To this basic proposition, various explanations to S. 271(1)(c) have only cast onus of proof on the assessee as laid down in Mussadilal Rambharose, 165 ITR 14 (SC). Various explanations have not made levy of penalty mandatory in specified circumstance, but it only provides that in specified circumstance, concealment would be deemed except when the assessee proves otherwise. All the above stated ingredients are still necessary before levy of penalty, it is only that its presence or absence has to be proved by the assessee and if the assessee fails to discharge burden of proof, the department need not prove anything further before levy of penalty. The recent decision of the Supreme Court in S. C. Mittal, 251 ITR 9 (SC) and K. P. Madhu-sudhan, 251 ITR 99 (SC) have reiterated the said proposition.

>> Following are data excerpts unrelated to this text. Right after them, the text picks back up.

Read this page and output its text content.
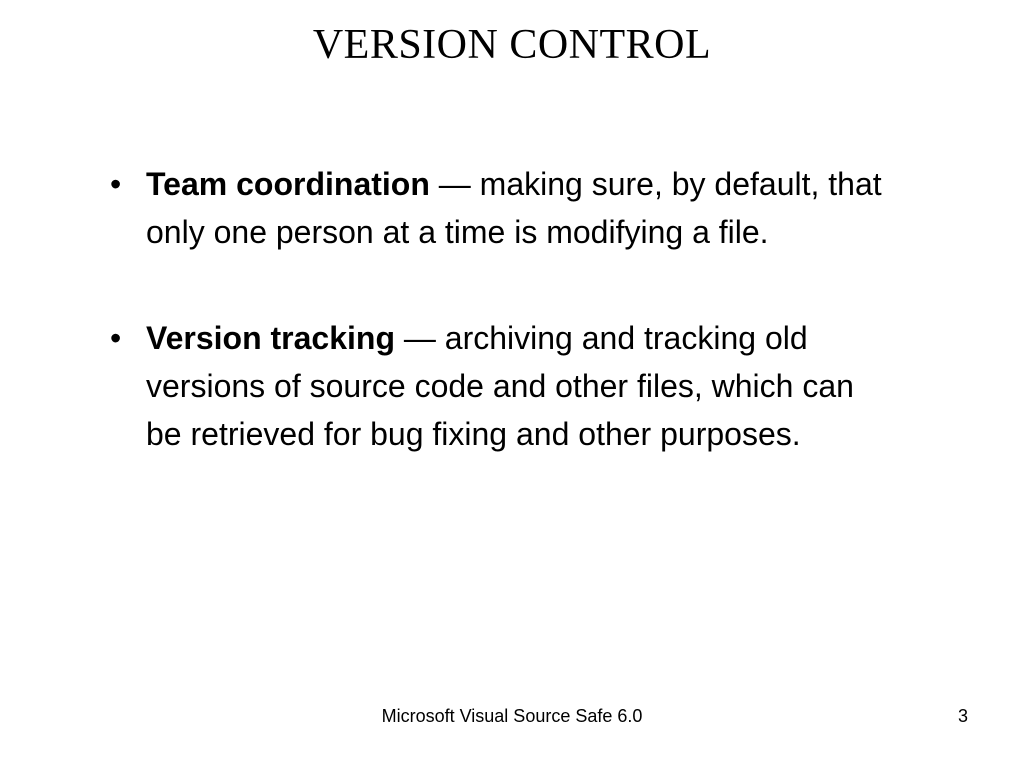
VERSION CONTROL
• Team coordination — making sure, by default, that only one person at a time is modifying a file.
• Version tracking — archiving and tracking old versions of source code and other files, which can be retrieved for bug fixing and other purposes.
Microsoft Visual Source Safe 6.0	3
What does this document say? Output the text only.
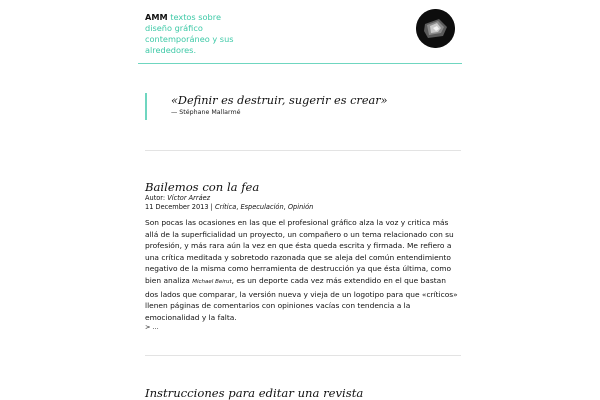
AMM textos sobre diseño gráfico contemporáneo y sus alrededores.
«Definir es destruir, sugerir es crear»
— Stéphane Mallarmé
Bailemos con la fea
Autor: Víctor Arráez
11 December 2013 | Crítica, Especulación, Opinión
Son pocas las ocasiones en las que el profesional gráfico alza la voz y critica más allá de la superficialidad un proyecto, un compañero o un tema relacionado con su profesión, y más rara aún la vez en que ésta queda escrita y firmada. Me refiero a una crítica meditada y sobretodo razonada que se aleja del común entendimiento negativo de la misma como herramienta de destrucción ya que ésta última, como bien analiza Michael Beirut, es un deporte cada vez más extendido en el que bastan dos lados que comparar, la versión nueva y vieja de un logotipo para que «críticos» llenen páginas de comentarios con opiniones vacías con tendencia a la emocionalidad y la falta.
> …
Instrucciones para editar una revista
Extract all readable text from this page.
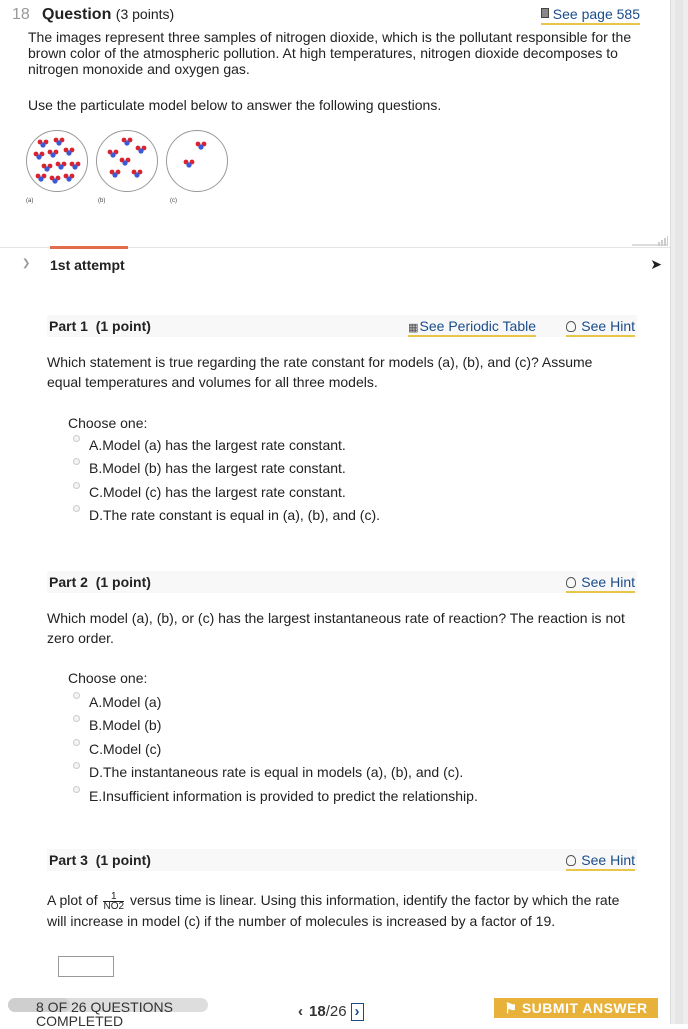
18 Question (3 points)	See page 585
The images represent three samples of nitrogen dioxide, which is the pollutant responsible for the brown color of the atmospheric pollution. At high temperatures, nitrogen dioxide decomposes to nitrogen monoxide and oxygen gas.
Use the particulate model below to answer the following questions.
(a)	(b)	(c)
❯ 1st attempt	➤
Part 1 (1 point)	▦ See Periodic Table	See Hint
Which statement is true regarding the rate constant for models (a), (b), and (c)? Assume equal temperatures and volumes for all three models.
Choose one:
A.Model (a) has the largest rate constant.
B.Model (b) has the largest rate constant.
C.Model (c) has the largest rate constant.
D.The rate constant is equal in (a), (b), and (c).
Part 2 (1 point)	See Hint
Which model (a), (b), or (c) has the largest instantaneous rate of reaction? The reaction is not zero order.
Choose one:
A.Model (a)
B.Model (b)
C.Model (c)
D.The instantaneous rate is equal in models (a), (b), and (c).
E.Insufficient information is provided to predict the relationship.
Part 3 (1 point)	See Hint
A plot of $\frac{1}{NO2}$ versus time is linear. Using this information, identify the factor by which the rate will increase in model (c) if the number of molecules is increased by a factor of 19.
8 OF 26 QUESTIONS COMPLETED
‹ 18/26 ›	⚑ SUBMIT ANSWER
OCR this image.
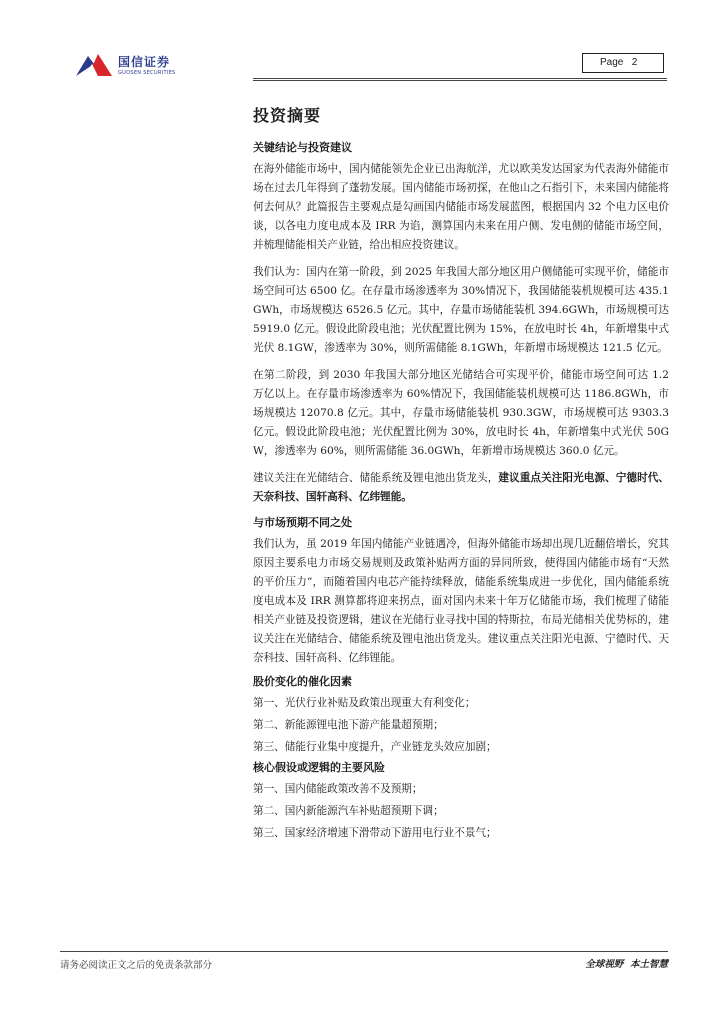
国信证券
GUOSEN SECURITIES
Page 2
投资摘要
关键结论与投资建议

在海外储能市场中，国内储能领先企业已出海航洋，尤以欧美发达国家为代表海外储能市场在过去几年得到了蓬勃发展。国内储能市场初探，在他山之石指引下，未来国内储能将何去何从？此篇报告主要观点是勾画国内储能市场发展蓝图，根据国内 32 个电力区电价谈，以各电力度电成本及 IRR 为谄，测算国内未来在用户侧、发电侧的储能市场空间，并梳理储能相关产业链，给出相应投资建议。

我们认为：国内在第一阶段，到 2025 年我国大部分地区用户侧储能可实现平价，储能市场空间可达 6500 亿。在存量市场渗透率为 30%情况下，我国储能装机规模可达 435.1GWh，市场规模达 6526.5 亿元。其中，存量市场储能装机 394.6GWh，市场规模可达 5919.0 亿元。假设此阶段电池；光伏配置比例为 15%，在放电时长 4h，年新增集中式光伏 8.1GW，渗透率为 30%，则所需储能 8.1GWh，年新增市场规模达 121.5 亿元。

在第二阶段，到 2030 年我国大部分地区光储结合可实现平价，储能市场空间可达 1.2 万亿以上。在存量市场渗透率为 60%情况下，我国储能装机规模可达 1186.8GWh，市场规模达 12070.8 亿元。其中，存量市场储能装机 930.3GW，市场规模可达 9303.3 亿元。假设此阶段电池；光伏配置比例为 30%，放电时长 4h，年新增集中式光伏 50GW，渗透率为 60%，则所需储能 36.0GWh，年新增市场规模达 360.0 亿元。

建议关注在光储结合、储能系统及锂电池出货龙头，建议重点关注阳光电源、宁德时代、天奈科技、国轩高科、亿纬锂能。

与市场预期不同之处

我们认为，虽 2019 年国内储能产业链遇冷，但海外储能市场却出现几近翻倍增长，究其原因主要系电力市场交易规则及政策补贴两方面的异同所致，使得国内储能市场有“天然的平价压力”，而随着国内电芯产能持续释放，储能系统集成进一步优化，国内储能系统度电成本及 IRR 测算都将迎来拐点，面对国内未来十年万亿储能市场，我们梳理了储能相关产业链及投资逻辑，建议在光储行业寻找中国的特斯拉，布局光储相关优势标的，建议关注在光储结合、储能系统及锂电池出货龙头。建议重点关注阳光电源、宁德时代、天奈科技、国轩高科、亿纬锂能。

股价变化的催化因素
第一、光伏行业补贴及政策出现重大有利变化；
第二、新能源锂电池下游产能量超预期；
第三、储能行业集中度提升，产业链龙头效应加剧；
核心假设或逻辑的主要风险
第一、国内储能政策改善不及预期；
第二、国内新能源汽车补贴超预期下调；
第三、国家经济增速下滑带动下游用电行业不景气；
请务必阅读正文之后的免责条款部分	全球视野  本土智慧
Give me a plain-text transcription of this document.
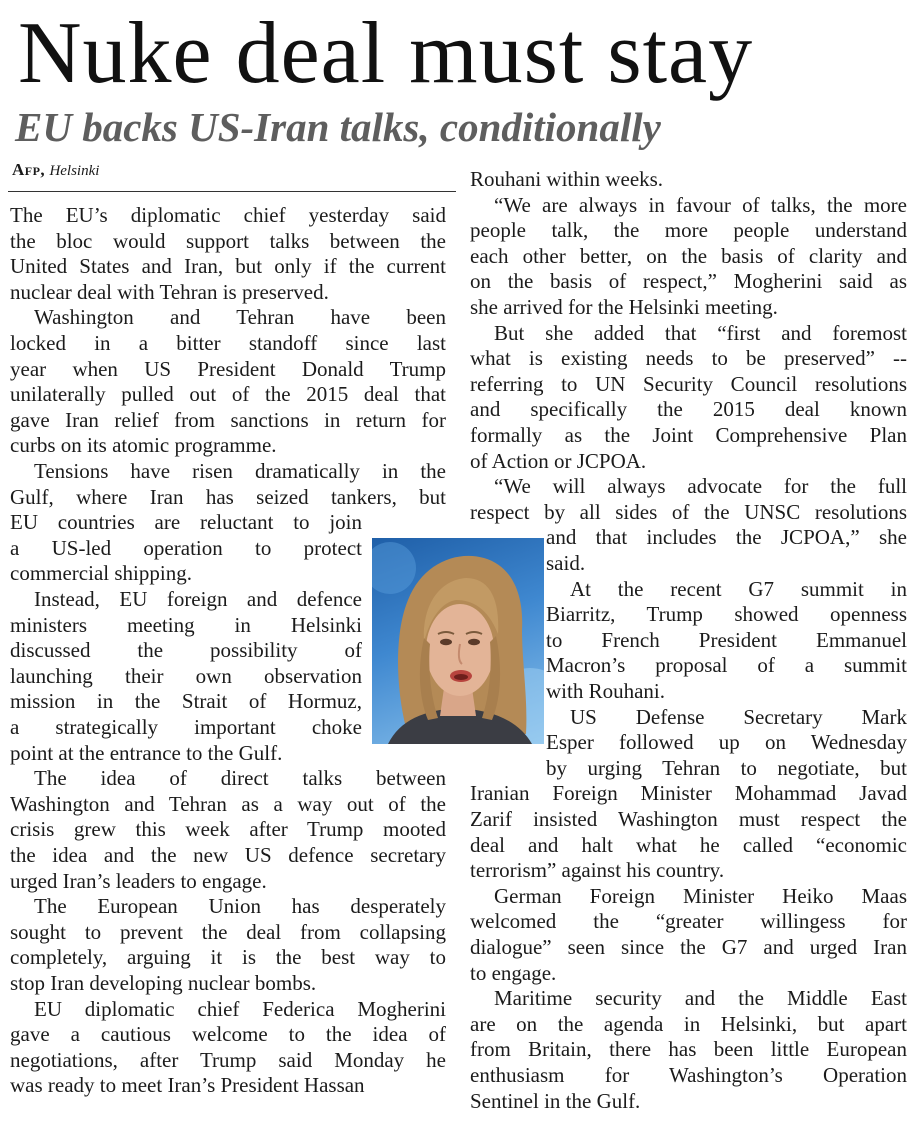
Nuke deal must stay
EU backs US-Iran talks, conditionally
Afp, Helsinki
The EU’s diplomatic chief yesterday said
the bloc would support talks between the
United States and Iran, but only if the current
nuclear deal with Tehran is preserved.
Washington and Tehran have been
locked in a bitter standoff since last
year when US President Donald Trump
unilaterally pulled out of the 2015 deal that
gave Iran relief from sanctions in return for
curbs on its atomic programme.
Tensions have risen dramatically in the
Gulf, where Iran has seized tankers, but
EU countries are reluctant to join
a US-led operation to protect
commercial shipping.
Instead, EU foreign and defence
ministers meeting in Helsinki
discussed the possibility of
launching their own observation
mission in the Strait of Hormuz,
a strategically important choke
point at the entrance to the Gulf.
The idea of direct talks between
Washington and Tehran as a way out of the
crisis grew this week after Trump mooted
the idea and the new US defence secretary
urged Iran’s leaders to engage.
The European Union has desperately
sought to prevent the deal from collapsing
completely, arguing it is the best way to
stop Iran developing nuclear bombs.
EU diplomatic chief Federica Mogherini
gave a cautious welcome to the idea of
negotiations, after Trump said Monday he
was ready to meet Iran’s President Hassan
Rouhani within weeks.
“We are always in favour of talks, the more
people talk, the more people understand
each other better, on the basis of clarity and
on the basis of respect,” Mogherini said as
she arrived for the Helsinki meeting.
But she added that “first and foremost
what is existing needs to be preserved” --
referring to UN Security Council resolutions
and specifically the 2015 deal known
formally as the Joint Comprehensive Plan
of Action or JCPOA.
“We will always advocate for the full
respect by all sides of the UNSC resolutions
and that includes the JCPOA,” she
said.
At the recent G7 summit in
Biarritz, Trump showed openness
to French President Emmanuel
Macron’s proposal of a summit
with Rouhani.
US Defense Secretary Mark
Esper followed up on Wednesday
by urging Tehran to negotiate, but
Iranian Foreign Minister Mohammad Javad
Zarif insisted Washington must respect the
deal and halt what he called “economic
terrorism” against his country.
German Foreign Minister Heiko Maas
welcomed the “greater willingess for
dialogue” seen since the G7 and urged Iran
to engage.
Maritime security and the Middle East
are on the agenda in Helsinki, but apart
from Britain, there has been little European
enthusiasm for Washington’s Operation
Sentinel in the Gulf.
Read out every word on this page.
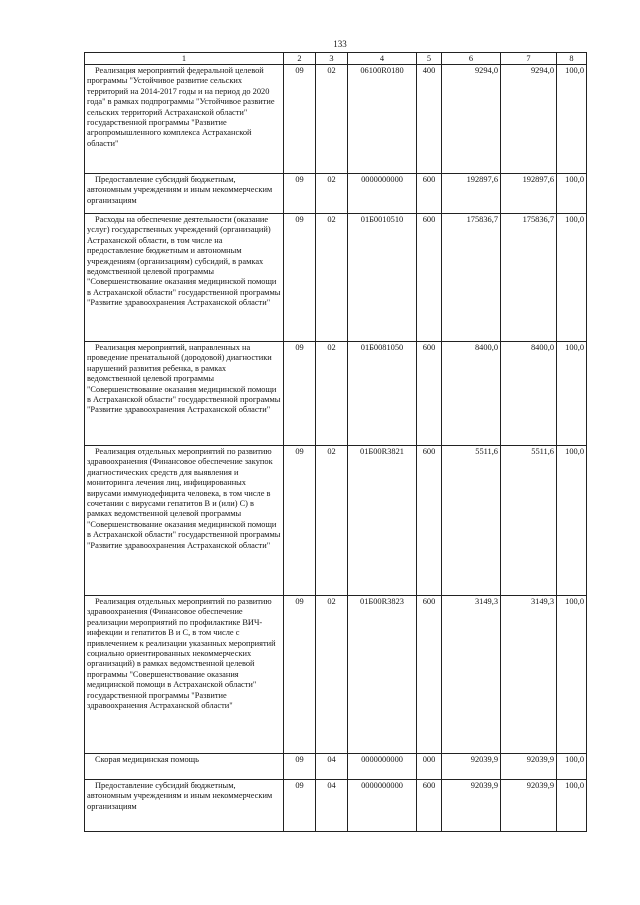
133
1	2	3	4	5	6	7	8
Реализация мероприятий федеральной целевой программы "Устойчивое развитие сельских территорий на 2014-2017 годы и на период до 2020 года" в рамках подпрограммы "Устойчивое развитие сельских территорий Астраханской области" государственной программы "Развитие агропромышленного комплекса Астраханской области"	09	02	06100R0180	400	9294,0	9294,0	100,0
Предоставление субсидий бюджетным, автономным учреждениям и иным некоммерческим организациям	09	02	0000000000	600	192897,6	192897,6	100,0
Расходы на обеспечение деятельности (оказание услуг) государственных учреждений (организаций) Астраханской области, в том числе на предоставление бюджетным и автономным учреждениям (организациям) субсидий, в рамках ведомственной целевой программы "Совершенствование оказания медицинской помощи в Астраханской области" государственной программы "Развитие здравоохранения Астраханской области"	09	02	01Б0010510	600	175836,7	175836,7	100,0
Реализация мероприятий, направленных на проведение пренатальной (дородовой) диагностики нарушений развития ребенка, в рамках ведомственной целевой программы "Совершенствование оказания медицинской помощи в Астраханской области" государственной программы "Развитие здравоохранения Астраханской области"	09	02	01Б0081050	600	8400,0	8400,0	100,0
Реализация отдельных мероприятий по развитию здравоохранения (Финансовое обеспечение закупок диагностических средств для выявления и мониторинга лечения лиц, инфицированных вирусами иммунодефицита человека, в том числе в сочетании с вирусами гепатитов В и (или) С) в рамках ведомственной целевой программы "Совершенствование оказания медицинской помощи в Астраханской области" государственной программы "Развитие здравоохранения Астраханской области"	09	02	01Б00R3821	600	5511,6	5511,6	100,0
Реализация отдельных мероприятий по развитию здравоохранения (Финансовое обеспечение реализации мероприятий по профилактике ВИЧ-инфекции и гепатитов В и С, в том числе с привлечением к реализации указанных мероприятий социально ориентированных некоммерческих организаций) в рамках ведомственной целевой программы "Совершенствование оказания медицинской помощи в Астраханской области" государственной программы "Развитие здравоохранения Астраханской области"	09	02	01Б00R3823	600	3149,3	3149,3	100,0
Скорая медицинская помощь	09	04	0000000000	000	92039,9	92039,9	100,0
Предоставление субсидий бюджетным, автономным учреждениям и иным некоммерческим организациям	09	04	0000000000	600	92039,9	92039,9	100,0
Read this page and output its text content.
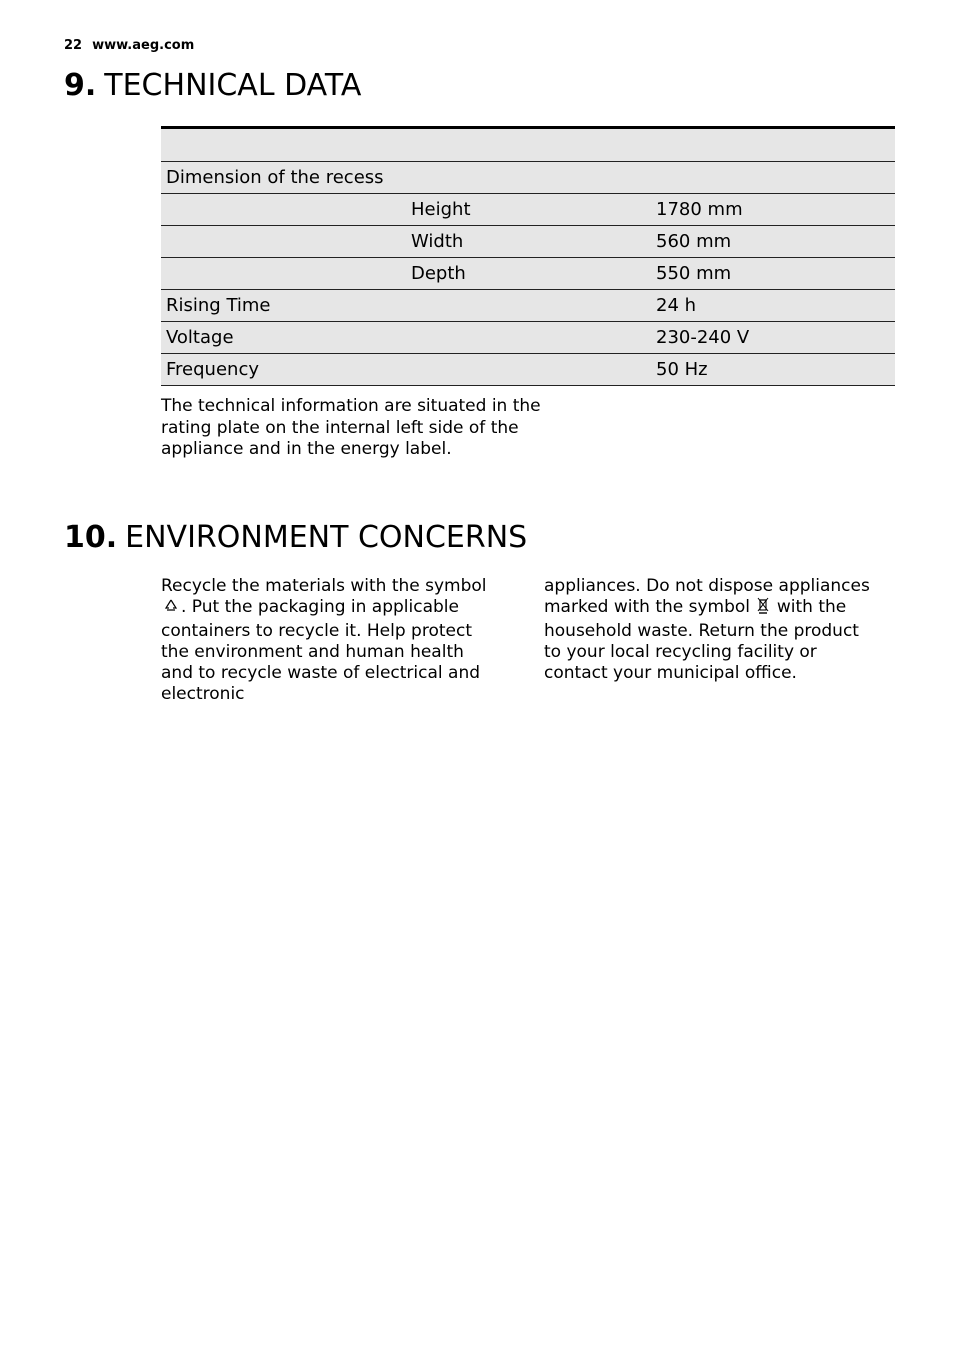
22 www.aeg.com
9. TECHNICAL DATA

Dimension of the recess		
	Height	1780 mm
	Width	560 mm
	Depth	550 mm
Rising Time		24 h
Voltage		230-240 V
Frequency		50 Hz
The technical information are situated in the rating plate on the internal left side of the appliance and in the energy label.
10. ENVIRONMENT CONCERNS
Recycle the materials with the symbol . Put the packaging in applicable containers to recycle it. Help protect the environment and human health and to recycle waste of electrical and electronic
appliances. Do not dispose appliances marked with the symbol with the household waste. Return the product to your local recycling facility or contact your municipal office.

5. Whether amount of gift income is income of the querist :

As noted earlier, querist was just two years of age when the amount was deposited in his bank account. Even if the source of deposit could not be explained, the fact remains that the querist was incapable of having earned the said amount. As held in Noorjahan’s case, 237 ITR 570 (SC), merely because explanation is not satisfactory, provision of S. 69 is not mandatory in every case and the fact that assessee could not have earned the income is also a relevant consideration. As such, but for the offer of Rs.1,00,000/- in return of income, possibly the amount could not have been treated as income of the querist at all.

As noted earlier, findings in assessment proceedings are not final and if amount treated as income in assessment proceedings is not income of the assessee, then assessee cannot be made liable to penalty.

6. Mens rea — minor is ‘Doli incapax’ :

As noted earlier, mens rea is an important ingredient for levy of penalty u/s.271(1)(c), though now the onus is on the assessee to prove absence of mens rea. The querist was aged just two years and six months when the amount was deposited in his bank account and even if one considers expiry of last date for filing of return, his age was 5 years and 8 months. At the relevant time when the offence took place, the querist was below six years of age and therefore he was incapable of guilty mind. It is a settled principle of criminal jurisprudence that a minor is ’doli incapax’, he is incapable of guilt as laid by the Supreme Court in Hiralal Mallick v. State of Bihar, AIR 1977 SC 2236. The said principle has also been laid down in S. 82 and S. 83 of Indian Penal Code as a general exception to definition of an offence and would apply even to special Act like Income-tax Act, 1961.

The querist being a minor below seven years of age at the relevant time was incapable of guilt and therefore in the absence of mens rea, penalty u/s.271(1)(c) cannot be levied.

7. Applicability of explanation 3 to S. 271(1)(c) :

Coupled with failure to file return of income before the specified time, for explanation 3 to apply, it is also required that the Assessing Officer is satisfied that such person has taxable income and also that failure to file return was without reasonable cause. Both the conditions are cumulative in as much as the assessing officer should be satisfied that the querist has taxable income and also that failure of querist to file return was without reasonable cause.

Firstly, as discussed earlier, even if genuineness of gift could not be explained, the same could not have been treated as income of the querist.

Secondly, and in any case, querist can be said to have a reasonable cause for the failure to file return of income. As held in Hindustan Steel’s case, 83 ITR 26 (SC), bonafide belief that one is not liable is a reasonable cause for non levy of penalty. In view of decision in Noorjahan’s case, 237 ITR 570 (SC), it can be said that querist was under a bonafide belief that his income did not exceed maximum amount not chargeable to tax and therefore it is a reasonable cause for not filing return within the specified time. Some of the other judgments where it has been held that bonafide belief that one does not have taxable income is a reasonable cause are as follows :

(a) P. S. Mohideen Abdul Khader, 210 ITR 735 (Mad.).

(b) Co-operative Cane Development Union, 101 ITR 368 (All.).

(c) V. R. Dalmia, 128 ITR 399 (Del.).

8. Conclusion :

In view of the above discussion, the querist has a good case to contend that penalty u/s.271(1)(c) read with explanation 3 is not attracted in his case.